Social group 1, left-most on X-axis, is showing severely negative attitude in their tweets with mentions of "nike ad", and judging by the most significant words of the cluster, its members tend to lean conservative. An additional insight is that people in the group are prone to higher subjectivity when mentioning "nike ad".
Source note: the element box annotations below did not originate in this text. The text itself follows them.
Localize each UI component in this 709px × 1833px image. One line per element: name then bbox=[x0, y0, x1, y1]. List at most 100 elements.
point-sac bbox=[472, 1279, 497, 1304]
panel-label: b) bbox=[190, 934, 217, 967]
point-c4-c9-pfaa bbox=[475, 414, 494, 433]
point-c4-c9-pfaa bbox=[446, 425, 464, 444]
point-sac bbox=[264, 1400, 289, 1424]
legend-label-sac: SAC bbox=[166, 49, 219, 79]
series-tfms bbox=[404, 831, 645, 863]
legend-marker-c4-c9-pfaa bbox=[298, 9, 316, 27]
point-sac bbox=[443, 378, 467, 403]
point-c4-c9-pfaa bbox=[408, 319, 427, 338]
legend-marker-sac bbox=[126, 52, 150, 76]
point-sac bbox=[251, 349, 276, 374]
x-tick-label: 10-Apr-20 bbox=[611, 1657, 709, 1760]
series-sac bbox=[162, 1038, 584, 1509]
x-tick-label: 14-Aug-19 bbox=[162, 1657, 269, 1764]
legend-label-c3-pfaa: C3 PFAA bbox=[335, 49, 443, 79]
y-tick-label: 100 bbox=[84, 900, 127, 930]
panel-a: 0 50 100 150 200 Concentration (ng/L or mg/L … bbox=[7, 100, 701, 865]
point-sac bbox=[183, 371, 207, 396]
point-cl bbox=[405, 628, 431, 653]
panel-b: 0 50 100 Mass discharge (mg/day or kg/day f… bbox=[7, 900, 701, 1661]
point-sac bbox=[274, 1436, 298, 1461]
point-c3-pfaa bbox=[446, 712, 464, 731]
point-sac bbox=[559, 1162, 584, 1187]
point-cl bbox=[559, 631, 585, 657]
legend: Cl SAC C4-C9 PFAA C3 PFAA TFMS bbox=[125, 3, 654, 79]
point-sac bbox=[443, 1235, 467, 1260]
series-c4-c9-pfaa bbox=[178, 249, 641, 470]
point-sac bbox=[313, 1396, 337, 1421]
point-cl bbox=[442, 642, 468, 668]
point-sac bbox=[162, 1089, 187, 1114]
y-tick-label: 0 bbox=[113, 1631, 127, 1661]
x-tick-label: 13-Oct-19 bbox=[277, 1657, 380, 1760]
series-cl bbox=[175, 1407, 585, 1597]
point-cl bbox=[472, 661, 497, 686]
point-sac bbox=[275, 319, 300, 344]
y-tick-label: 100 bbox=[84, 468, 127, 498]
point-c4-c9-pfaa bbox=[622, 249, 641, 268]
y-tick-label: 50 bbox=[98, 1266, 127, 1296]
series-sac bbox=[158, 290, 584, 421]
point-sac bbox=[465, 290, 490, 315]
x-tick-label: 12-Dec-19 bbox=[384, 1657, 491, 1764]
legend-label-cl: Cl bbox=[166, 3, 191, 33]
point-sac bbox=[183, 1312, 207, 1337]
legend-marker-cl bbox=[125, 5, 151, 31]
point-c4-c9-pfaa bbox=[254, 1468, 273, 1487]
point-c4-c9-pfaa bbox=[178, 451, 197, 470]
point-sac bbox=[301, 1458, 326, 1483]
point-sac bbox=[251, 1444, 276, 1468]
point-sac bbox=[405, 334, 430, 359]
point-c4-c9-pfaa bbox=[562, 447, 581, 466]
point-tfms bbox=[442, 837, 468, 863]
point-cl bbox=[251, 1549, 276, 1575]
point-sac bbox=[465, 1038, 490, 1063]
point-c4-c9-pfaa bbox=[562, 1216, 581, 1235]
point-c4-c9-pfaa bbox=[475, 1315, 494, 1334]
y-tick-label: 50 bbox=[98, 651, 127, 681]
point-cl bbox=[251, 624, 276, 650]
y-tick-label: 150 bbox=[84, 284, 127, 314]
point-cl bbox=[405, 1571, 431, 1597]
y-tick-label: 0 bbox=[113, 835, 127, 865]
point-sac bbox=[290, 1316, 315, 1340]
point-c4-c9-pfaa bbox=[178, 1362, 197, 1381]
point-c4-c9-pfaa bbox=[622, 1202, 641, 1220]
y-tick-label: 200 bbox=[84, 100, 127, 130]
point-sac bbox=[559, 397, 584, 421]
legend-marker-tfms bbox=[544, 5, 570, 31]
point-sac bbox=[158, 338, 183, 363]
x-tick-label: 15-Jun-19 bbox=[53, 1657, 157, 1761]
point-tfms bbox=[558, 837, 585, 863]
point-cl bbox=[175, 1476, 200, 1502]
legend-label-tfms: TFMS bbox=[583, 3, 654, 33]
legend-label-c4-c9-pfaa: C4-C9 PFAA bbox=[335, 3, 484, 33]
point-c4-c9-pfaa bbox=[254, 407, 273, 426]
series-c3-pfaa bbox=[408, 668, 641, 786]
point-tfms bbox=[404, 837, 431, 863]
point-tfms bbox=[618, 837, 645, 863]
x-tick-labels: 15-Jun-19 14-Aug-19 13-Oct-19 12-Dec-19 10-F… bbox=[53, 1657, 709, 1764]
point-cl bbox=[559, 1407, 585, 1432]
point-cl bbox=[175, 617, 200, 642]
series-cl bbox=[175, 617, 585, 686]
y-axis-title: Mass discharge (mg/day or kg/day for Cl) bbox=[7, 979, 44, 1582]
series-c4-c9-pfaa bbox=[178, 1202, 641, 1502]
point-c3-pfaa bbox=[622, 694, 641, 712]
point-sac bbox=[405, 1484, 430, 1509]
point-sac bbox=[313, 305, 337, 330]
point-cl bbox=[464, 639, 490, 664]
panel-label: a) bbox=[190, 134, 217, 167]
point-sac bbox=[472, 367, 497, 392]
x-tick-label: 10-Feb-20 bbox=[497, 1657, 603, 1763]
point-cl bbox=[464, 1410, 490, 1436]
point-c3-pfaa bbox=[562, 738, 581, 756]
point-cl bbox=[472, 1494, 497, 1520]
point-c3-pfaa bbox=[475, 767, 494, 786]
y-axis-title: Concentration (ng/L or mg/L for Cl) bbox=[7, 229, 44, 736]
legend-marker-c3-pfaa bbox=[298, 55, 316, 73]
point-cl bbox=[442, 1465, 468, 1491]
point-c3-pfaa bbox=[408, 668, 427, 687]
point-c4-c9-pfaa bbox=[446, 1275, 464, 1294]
Social group 2, in the middle of X-axis, is peculiar by having positive attitude in their tweeted mentions of "nike ad". It can be roughly characterized as "politically active liberals", which becomes more evident after considering its expanded decomposition by words (using module **wordcloud**):

![topic_decomposition](group 2 decomposition.png)

## Conclusion
The "Implementation" section above showcases one particular example of using Sentimeter, aimed at learning the attitudes to the loud Nike ad that came out recently. Any other phenomenon in question can be studied in analogous fashion, requiring only to come up with a relevant search term. And with more time and computing power available, sample size, as well as the number of social groups studied, can be increased, resulting in higher detail of the insights gained.